Figure A12. Programme d’affectation des capacités
Figure A12. Programme d’affectation des capacités

Sources : RFF (2005a, 2005b)

La rupture de charge consécutive à la différence d’écartement des voies à la frontière franco-espagnole et la mauvaise qualité de l’offre de transport ferroviaire le long du littoral méditerranéen sont les principales raisons expliquant l’absence d’alternative ferroviaire pour le transport de marchandises en transit au passage de Vintimille.

Il convient cependant d’observer la possibilité d’une alternative au transport routier de marchandises avec le transport maritime et, plus précisément, avec une offre de transport de poids lourds par ferries depuis le port de Barcelone. L’armateur italien Grimaldi Napoli opère ainsi deux liaisons entre le port de Barcelone et les ports respectifs de Gênes et de Rome (Civitavecchia) par l’intermédiaire de sa filiale Grimaldi Ferries. L’évolution des tonnages de transport international par ferries 27 (Figure A13) montre la progressive montée en charge de la ligne Barcelone – Gênes à partir de 1997 puis de la ligne Barcelone – Gênes, ouverte en mars 2004 (Port de Barcelona, 2004). Le tonnage observé représente un volume de treize millions de tonnes brutes en 2005. En 2005, l’armateur Grimaldi Ferries a ouvert une (troisième) ligne de ferry entre Toulon et Civitavecchia.

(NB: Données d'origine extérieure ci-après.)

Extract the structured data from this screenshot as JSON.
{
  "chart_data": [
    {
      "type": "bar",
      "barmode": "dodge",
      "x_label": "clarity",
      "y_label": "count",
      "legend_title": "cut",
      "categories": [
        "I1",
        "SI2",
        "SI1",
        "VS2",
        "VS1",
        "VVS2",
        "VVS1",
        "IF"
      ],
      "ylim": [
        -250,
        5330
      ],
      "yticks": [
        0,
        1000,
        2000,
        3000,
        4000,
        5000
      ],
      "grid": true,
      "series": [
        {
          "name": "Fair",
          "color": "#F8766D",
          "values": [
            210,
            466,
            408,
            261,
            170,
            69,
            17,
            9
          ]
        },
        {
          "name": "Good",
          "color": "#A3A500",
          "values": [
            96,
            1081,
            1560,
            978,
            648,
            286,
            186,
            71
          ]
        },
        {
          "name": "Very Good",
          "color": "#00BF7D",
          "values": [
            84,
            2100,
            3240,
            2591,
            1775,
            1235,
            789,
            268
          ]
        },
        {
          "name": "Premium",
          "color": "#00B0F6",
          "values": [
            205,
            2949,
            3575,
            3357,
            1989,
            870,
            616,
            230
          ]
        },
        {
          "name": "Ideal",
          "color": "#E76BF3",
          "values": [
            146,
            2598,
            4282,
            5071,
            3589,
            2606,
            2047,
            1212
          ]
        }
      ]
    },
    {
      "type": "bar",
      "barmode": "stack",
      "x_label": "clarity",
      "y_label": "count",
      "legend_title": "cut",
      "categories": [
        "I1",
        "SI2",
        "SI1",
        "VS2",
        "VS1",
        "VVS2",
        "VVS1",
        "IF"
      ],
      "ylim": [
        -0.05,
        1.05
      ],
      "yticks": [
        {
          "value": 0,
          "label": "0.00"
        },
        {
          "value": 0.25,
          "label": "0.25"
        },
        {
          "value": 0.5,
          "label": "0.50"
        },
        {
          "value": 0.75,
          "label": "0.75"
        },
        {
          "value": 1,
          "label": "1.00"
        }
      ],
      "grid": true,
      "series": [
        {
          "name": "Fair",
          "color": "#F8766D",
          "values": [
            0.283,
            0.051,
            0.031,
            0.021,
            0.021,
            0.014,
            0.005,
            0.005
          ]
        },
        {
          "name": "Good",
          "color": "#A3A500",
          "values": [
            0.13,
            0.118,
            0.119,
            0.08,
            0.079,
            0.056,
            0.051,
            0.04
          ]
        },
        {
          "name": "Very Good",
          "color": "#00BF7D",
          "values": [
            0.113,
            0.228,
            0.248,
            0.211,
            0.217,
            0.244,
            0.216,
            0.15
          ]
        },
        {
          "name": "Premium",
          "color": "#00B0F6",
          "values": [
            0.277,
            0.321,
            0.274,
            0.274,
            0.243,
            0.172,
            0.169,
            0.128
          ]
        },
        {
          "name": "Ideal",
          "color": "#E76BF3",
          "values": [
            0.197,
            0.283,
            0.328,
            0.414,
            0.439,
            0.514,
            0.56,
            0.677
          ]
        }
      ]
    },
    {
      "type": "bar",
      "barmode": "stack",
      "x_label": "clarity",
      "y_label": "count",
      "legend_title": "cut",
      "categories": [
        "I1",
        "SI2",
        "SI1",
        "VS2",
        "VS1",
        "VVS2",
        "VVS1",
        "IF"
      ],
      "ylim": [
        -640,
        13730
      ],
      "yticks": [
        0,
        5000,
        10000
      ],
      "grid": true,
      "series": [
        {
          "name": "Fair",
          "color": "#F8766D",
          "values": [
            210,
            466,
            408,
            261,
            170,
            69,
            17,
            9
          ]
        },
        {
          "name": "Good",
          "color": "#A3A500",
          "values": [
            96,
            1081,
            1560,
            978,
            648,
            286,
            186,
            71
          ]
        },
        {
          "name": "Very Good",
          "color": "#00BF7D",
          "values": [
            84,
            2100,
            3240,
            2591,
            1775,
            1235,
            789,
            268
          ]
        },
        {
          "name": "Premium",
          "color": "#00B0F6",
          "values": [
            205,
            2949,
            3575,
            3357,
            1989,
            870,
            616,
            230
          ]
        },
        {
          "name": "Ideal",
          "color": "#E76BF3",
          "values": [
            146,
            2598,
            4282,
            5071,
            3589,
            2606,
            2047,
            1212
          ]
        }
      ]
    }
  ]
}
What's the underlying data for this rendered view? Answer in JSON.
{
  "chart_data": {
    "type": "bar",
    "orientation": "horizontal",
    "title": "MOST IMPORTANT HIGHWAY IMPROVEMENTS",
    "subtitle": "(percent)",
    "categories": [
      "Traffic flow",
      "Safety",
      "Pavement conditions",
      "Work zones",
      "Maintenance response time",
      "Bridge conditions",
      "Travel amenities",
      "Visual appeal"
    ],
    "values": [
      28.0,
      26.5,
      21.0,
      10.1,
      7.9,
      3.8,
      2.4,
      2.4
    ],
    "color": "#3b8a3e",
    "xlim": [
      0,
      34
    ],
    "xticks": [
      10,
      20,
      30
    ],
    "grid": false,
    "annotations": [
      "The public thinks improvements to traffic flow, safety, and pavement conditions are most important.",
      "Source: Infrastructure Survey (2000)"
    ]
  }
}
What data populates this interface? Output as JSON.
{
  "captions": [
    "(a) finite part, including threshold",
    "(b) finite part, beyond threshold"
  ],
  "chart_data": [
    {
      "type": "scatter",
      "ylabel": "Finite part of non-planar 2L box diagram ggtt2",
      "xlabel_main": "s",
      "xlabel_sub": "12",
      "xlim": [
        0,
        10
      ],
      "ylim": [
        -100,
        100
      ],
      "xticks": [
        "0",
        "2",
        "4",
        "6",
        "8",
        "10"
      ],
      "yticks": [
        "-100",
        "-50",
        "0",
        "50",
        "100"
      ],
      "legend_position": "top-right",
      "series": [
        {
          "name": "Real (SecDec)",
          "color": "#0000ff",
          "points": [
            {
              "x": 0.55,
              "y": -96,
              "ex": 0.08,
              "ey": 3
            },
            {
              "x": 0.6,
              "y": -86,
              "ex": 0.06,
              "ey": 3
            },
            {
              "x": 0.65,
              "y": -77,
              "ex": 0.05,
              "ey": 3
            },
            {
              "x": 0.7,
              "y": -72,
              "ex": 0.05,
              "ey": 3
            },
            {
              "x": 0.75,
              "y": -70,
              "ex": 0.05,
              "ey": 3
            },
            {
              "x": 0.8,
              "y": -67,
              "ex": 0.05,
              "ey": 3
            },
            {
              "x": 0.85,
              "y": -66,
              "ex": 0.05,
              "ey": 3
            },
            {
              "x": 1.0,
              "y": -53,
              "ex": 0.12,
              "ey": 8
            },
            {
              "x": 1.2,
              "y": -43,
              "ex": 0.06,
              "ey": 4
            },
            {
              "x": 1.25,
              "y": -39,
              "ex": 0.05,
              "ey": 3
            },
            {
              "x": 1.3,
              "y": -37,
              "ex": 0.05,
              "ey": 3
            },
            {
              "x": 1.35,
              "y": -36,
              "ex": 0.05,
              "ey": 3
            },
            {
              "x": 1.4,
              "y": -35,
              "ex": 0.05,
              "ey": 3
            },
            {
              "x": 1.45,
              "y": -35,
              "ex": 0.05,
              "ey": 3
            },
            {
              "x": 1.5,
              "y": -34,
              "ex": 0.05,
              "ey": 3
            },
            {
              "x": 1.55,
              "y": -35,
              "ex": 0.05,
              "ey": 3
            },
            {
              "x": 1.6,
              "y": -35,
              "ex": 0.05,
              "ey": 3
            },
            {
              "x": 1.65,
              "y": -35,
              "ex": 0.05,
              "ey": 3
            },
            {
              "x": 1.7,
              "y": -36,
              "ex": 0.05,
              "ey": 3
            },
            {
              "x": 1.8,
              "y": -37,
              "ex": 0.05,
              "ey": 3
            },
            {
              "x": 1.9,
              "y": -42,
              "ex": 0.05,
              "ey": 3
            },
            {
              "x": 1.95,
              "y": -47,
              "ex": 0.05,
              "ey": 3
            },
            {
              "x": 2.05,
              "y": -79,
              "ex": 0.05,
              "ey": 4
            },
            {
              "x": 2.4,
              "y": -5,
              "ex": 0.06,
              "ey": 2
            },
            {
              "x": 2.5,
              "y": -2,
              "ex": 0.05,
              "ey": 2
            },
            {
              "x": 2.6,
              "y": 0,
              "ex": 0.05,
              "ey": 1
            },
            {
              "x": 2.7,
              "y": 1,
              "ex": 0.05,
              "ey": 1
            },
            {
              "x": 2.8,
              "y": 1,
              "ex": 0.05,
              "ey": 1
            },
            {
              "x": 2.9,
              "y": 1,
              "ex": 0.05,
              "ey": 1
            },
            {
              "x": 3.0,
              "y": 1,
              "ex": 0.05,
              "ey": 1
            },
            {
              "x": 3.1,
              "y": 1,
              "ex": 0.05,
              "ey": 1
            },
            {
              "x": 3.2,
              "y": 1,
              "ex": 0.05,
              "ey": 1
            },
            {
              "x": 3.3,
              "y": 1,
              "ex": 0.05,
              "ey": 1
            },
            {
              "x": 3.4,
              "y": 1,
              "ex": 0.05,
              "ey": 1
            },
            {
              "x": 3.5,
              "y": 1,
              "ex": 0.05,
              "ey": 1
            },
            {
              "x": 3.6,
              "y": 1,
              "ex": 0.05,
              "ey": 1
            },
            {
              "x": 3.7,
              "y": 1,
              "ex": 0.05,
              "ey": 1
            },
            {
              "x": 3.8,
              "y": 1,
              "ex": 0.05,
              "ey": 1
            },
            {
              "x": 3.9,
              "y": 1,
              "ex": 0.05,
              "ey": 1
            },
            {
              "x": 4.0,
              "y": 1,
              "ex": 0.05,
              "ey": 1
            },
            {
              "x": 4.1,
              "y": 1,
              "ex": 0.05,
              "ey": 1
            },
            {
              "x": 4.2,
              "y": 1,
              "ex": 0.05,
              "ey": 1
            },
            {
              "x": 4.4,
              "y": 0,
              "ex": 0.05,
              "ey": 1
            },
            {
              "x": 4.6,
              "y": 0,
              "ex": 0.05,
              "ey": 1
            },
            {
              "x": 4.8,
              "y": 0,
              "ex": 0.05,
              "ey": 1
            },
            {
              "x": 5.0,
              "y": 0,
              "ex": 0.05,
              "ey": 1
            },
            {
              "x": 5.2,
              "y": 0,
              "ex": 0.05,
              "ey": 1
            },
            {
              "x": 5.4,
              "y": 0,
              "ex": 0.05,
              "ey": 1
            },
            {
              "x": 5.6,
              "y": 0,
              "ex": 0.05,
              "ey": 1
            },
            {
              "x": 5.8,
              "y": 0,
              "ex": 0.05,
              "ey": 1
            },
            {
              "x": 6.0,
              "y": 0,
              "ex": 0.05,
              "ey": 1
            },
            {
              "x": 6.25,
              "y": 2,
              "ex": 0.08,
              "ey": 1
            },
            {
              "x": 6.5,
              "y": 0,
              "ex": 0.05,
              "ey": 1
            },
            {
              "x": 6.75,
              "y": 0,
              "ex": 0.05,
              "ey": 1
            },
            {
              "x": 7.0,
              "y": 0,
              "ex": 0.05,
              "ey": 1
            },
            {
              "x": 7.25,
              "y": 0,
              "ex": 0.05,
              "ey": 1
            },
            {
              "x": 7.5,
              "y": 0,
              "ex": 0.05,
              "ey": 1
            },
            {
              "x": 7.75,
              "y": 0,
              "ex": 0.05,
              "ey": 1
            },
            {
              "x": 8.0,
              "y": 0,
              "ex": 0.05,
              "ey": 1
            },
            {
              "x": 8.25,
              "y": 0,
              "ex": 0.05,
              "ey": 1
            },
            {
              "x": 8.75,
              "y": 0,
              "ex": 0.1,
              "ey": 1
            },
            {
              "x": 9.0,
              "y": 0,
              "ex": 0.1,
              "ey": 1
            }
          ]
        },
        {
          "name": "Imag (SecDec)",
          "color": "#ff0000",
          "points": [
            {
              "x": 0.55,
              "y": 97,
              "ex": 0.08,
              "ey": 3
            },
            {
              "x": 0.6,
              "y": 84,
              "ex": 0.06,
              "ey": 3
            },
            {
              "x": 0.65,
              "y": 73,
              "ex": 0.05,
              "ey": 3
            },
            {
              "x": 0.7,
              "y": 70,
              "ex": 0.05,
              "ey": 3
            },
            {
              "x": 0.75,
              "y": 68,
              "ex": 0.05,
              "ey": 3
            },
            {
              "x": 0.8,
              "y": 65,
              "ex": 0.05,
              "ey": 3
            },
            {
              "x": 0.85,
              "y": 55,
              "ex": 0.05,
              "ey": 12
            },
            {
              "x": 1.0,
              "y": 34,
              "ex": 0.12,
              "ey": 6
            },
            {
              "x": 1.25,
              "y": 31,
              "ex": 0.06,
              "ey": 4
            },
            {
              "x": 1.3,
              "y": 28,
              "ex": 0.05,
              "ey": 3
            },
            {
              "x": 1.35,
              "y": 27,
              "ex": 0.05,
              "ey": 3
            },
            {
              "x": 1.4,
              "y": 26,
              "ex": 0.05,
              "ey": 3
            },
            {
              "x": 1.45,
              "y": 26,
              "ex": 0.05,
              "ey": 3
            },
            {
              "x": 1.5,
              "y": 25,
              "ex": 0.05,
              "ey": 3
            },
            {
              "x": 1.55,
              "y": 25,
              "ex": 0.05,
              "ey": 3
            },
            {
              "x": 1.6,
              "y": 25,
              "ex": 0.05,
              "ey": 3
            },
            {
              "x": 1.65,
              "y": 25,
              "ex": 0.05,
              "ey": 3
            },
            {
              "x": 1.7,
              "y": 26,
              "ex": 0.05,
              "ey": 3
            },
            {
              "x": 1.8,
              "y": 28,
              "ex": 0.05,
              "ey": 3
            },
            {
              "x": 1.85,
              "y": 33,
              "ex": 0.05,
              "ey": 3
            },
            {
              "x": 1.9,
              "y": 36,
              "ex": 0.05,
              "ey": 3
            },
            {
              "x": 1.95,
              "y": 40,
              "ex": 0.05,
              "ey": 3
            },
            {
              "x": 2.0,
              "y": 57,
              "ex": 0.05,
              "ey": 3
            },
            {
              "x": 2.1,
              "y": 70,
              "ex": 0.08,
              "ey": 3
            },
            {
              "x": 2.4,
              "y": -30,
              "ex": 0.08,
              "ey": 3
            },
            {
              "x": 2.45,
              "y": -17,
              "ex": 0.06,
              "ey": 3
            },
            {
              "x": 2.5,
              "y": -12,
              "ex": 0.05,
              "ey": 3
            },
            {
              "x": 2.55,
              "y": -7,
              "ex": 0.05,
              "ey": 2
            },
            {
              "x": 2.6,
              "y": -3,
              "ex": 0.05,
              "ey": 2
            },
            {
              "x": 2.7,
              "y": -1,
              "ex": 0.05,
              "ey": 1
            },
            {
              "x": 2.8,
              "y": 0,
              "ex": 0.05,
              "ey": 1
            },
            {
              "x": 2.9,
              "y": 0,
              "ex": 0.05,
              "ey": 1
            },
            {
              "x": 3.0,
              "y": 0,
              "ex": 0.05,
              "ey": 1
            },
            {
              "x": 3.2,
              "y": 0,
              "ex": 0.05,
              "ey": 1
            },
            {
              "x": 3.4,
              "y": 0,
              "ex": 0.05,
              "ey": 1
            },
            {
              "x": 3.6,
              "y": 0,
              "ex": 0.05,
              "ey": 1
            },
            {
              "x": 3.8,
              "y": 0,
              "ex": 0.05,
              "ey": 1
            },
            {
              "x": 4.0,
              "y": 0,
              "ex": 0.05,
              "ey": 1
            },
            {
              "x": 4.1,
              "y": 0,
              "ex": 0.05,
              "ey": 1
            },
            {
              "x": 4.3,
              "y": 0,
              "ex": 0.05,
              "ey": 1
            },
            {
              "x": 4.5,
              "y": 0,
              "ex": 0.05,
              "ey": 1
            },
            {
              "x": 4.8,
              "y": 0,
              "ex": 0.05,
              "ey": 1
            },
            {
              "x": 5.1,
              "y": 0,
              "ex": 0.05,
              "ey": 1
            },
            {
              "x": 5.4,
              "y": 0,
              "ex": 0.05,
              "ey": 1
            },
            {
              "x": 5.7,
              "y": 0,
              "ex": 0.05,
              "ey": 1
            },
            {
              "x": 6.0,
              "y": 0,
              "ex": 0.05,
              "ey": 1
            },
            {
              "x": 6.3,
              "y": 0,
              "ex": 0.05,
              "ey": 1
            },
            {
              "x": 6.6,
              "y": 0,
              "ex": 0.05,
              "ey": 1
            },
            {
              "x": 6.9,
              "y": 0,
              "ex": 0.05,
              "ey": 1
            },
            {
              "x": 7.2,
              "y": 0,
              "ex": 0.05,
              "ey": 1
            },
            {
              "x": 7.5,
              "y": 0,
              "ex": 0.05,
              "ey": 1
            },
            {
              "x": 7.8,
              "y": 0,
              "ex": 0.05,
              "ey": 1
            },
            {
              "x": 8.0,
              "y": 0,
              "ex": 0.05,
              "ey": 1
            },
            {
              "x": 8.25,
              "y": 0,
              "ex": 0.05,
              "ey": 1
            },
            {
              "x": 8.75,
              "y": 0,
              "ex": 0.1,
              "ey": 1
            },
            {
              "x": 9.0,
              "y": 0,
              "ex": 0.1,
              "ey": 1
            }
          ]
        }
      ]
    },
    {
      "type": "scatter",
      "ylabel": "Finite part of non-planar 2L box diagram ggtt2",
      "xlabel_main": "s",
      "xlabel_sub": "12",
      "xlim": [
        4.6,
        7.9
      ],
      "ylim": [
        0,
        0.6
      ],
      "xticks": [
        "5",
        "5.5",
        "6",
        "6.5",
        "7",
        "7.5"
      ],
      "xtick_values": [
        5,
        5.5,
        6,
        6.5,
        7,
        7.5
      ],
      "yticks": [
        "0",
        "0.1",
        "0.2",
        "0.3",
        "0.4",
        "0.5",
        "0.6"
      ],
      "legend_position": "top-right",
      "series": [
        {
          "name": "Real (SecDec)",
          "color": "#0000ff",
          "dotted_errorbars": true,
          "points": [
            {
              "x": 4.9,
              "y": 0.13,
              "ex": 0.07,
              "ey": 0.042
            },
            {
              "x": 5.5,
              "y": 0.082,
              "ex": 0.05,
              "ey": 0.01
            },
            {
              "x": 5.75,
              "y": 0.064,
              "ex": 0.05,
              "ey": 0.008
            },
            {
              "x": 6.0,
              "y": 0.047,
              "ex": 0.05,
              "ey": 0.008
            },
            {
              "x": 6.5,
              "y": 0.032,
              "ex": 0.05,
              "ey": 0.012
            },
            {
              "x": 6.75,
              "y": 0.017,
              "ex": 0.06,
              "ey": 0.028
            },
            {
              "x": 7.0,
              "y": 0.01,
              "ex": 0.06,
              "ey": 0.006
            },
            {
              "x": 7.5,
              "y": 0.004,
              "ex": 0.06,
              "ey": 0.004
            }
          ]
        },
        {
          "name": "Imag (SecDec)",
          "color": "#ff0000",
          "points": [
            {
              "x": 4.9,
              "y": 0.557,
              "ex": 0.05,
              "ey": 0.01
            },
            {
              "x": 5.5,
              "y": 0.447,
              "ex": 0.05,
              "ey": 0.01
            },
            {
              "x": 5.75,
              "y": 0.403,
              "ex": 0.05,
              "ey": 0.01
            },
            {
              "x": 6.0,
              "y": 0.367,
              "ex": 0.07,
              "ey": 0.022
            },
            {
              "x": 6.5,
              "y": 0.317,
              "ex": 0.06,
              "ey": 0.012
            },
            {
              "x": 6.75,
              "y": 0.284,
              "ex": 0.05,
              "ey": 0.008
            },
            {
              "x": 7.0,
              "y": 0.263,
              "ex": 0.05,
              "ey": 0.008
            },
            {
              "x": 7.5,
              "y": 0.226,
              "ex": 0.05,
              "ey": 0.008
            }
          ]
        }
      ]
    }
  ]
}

Figure A13. Evolution des tonnages bruts des ferries internationaux au port de Barcelone

Source : Port de Barcelona (2006)

Il convient toutefois d’observer qu’il s’agit de tonnes brutes incluant également le poids des véhicules, les statistiques portuaires ne semblant pas distinguer les tonnages transportés et le poids des véhicules. Il existe de plus une incertitude quant à la présence ou non des tonnages correspondant aux véhicules légers dans ces statistiques. D’autre part, il n’est pas possible d’observer de report modal de la route vers le transport maritime avec la montée en charge du transport maritime par ferries. Il est donc impossible de déterminer si l’offre de ferries vient concurrencer l’alternative maritime elle-même (transport par conteneurs), le transport routier de poids lourds à vide ou le transport routier de poids lourds en charge.

Notes
27.

Les liaisons Barcelone-Gênes et Barcelone-Civitavecchia correspondent aux principales routes de transport maritime internationales par ferry depuis le port de Barcelone. Il existe en fait des liaisons maritimes par ferries entre Barcelone et l’Afrique du Nord mais ces liaisons ne sont pas régulières, contrairement aux lignes quotidiennes Barcelone-Gênes et Barcelone-Gênes. Il est donc possible d’assimiler le trafic maritime international par ferries du port de Barcelone au trafic des liaisons Barcelone-Gênes et Barcelone-Civitavecchia.